Coastal facilities around the world must be designed to be protected against extreme sea levels. However, according to a team of Quebecois and French researchers from the Institut national de la recherche scientifique (INRS), the Institut de Radioprotection et de Sûreté Nucléaire (IRSN), and the Université Gustave Eiffel, current estimates of coastal flood risks contain biases. The scientists, therefore, came up with a methodology that allows historical data to be used more efficiently and optimally. Their work, recently published in the journal Water Resources Research, may have important implications for risk management, particularly when it comes to the protection of coastal nuclear power plants in several countries.
"The novelty of our work lies in the fact that we can incorporate all available sources of information to create the most accurate estimate of the risk. The methodology we developed also makes it possible to correct the biases of previous tools," explains Laurie Saint Criq, first author of the study, who carried out this work as part of the co-supervised France-Quebec doctorate at IRSN and INRS.
A more precise methodology
Sea levels are characterized by predicted tides and surges. Statistical analyses of the measured data often focus on surges, which are random variables. "The proposed method makes it easier to use record sea levels found in archives, which are absent from the data recorded by tide gauges," says Eric Gaume, head of the Geotechnics Environment and Risks department at the University Gustave Eiffel and co-author of the study.
Dispersion of the 100-year quantile estimated with the maximum likelihood (divided by the real value), obtained from simulations. Credit: Water Resources Research (2022). DOI: 10.1029/2021WR030873
The study focused on the case of coastal nuclear power plants in France. According to guide no. 13 of the French nuclear safety authority (Authorité de Sûreté Nucléaire), nuclear plants must be protected from sea levels equal to a maximum tidal level (taking into account changes to the average sea level) plus a surge that has a one in 1,000 chance of being exceeded every year, i.e. that can occur on average every 1,000 years. However, at some stations, the recorded data only go back 30 years.
"It is unrealistic to estimate a 1,000-year surge level with only 30 years of data.
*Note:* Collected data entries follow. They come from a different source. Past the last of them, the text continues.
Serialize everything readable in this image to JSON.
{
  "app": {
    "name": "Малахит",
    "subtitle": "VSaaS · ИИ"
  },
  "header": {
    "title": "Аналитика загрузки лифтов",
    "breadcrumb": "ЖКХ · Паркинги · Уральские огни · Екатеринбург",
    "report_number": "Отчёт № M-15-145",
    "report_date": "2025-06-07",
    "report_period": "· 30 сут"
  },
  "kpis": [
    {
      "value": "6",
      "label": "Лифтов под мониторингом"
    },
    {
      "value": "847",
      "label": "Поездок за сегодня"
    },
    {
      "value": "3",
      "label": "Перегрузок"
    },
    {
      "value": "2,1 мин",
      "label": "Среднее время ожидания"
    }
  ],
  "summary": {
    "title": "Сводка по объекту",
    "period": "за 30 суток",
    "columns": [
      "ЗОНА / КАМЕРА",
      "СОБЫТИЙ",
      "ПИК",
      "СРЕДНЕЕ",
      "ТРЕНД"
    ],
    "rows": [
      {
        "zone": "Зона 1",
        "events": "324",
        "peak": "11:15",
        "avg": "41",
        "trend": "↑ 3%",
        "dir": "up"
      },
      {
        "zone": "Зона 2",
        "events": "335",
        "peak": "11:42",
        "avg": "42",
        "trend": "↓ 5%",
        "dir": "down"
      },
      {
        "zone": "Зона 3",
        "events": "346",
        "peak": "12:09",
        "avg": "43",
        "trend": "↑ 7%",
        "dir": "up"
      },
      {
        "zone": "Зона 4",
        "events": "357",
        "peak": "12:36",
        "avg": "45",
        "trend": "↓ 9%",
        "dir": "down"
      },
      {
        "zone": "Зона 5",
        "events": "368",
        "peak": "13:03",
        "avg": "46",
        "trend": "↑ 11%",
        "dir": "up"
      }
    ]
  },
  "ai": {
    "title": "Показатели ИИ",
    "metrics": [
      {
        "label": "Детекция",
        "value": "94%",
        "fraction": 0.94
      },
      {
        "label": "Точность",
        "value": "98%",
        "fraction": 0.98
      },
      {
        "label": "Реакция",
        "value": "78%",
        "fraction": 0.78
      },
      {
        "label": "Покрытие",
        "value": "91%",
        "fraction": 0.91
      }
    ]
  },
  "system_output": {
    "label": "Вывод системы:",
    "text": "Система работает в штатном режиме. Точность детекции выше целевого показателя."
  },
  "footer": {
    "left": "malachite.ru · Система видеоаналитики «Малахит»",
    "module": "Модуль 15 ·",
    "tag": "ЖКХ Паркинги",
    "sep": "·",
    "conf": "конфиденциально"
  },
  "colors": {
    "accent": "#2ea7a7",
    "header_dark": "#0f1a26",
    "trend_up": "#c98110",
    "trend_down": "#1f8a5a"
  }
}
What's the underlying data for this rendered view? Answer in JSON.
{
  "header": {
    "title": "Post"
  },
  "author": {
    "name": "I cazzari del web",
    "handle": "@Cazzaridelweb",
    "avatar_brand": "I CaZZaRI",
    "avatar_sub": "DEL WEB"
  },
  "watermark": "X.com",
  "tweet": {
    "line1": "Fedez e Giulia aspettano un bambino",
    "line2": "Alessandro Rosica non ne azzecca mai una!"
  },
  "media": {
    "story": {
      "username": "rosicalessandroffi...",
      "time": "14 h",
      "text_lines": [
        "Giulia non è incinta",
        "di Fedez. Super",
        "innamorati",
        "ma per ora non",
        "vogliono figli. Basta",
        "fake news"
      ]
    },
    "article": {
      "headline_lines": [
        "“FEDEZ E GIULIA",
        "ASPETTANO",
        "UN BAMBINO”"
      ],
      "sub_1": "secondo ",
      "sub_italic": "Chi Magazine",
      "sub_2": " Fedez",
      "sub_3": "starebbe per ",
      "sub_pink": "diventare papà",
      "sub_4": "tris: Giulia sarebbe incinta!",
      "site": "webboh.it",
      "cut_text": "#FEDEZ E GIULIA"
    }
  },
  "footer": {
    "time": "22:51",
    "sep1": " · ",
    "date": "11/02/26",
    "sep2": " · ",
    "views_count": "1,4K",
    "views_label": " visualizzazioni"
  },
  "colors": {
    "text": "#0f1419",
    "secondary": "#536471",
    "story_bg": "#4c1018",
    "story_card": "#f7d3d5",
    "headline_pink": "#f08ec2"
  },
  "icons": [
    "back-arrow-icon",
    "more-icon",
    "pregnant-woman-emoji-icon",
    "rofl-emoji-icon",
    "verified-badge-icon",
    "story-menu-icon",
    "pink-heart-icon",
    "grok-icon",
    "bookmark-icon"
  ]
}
This is why we are looking to integrate historical data, to increase the observation time," says Laurie Saint-Criq, a doctoral student at INRS.
Growing risks due to climate change
Taha Ouarda, professor at INRS and Canada Research Chair in Statistical Hydroclimatology, reminds us that with climate change, extreme weather events will intensify and that we have already surpassed the estimated risk threshold, as calculated 20 years ago.
"Our results show that some of the methods and estimates of extreme sea levels that were used when building such major structures were wrong," says Ouarda, co-author of the study.
According to the research team, the proposed methodology will be of great interest to many countries around the world and to several nuclear plants. It could also be used for other types of coastal infrastructure, such as ports or bridges.
Future scientific developments
IRSN researcher Yasser Hamdi emphasizes that Laurie Saint Criq's thesis work aims at a thorough use of historical data—the subject of the article—but also at a thorough use of the data available in the area around the studied site.
"High surges are caused by storms that, by nature, affect a wide area around the studied site. Therefore, in addition to the time component, there is a geographical component that provides very useful information to define extreme surges," says Yasser Hamdi, co-author of the study.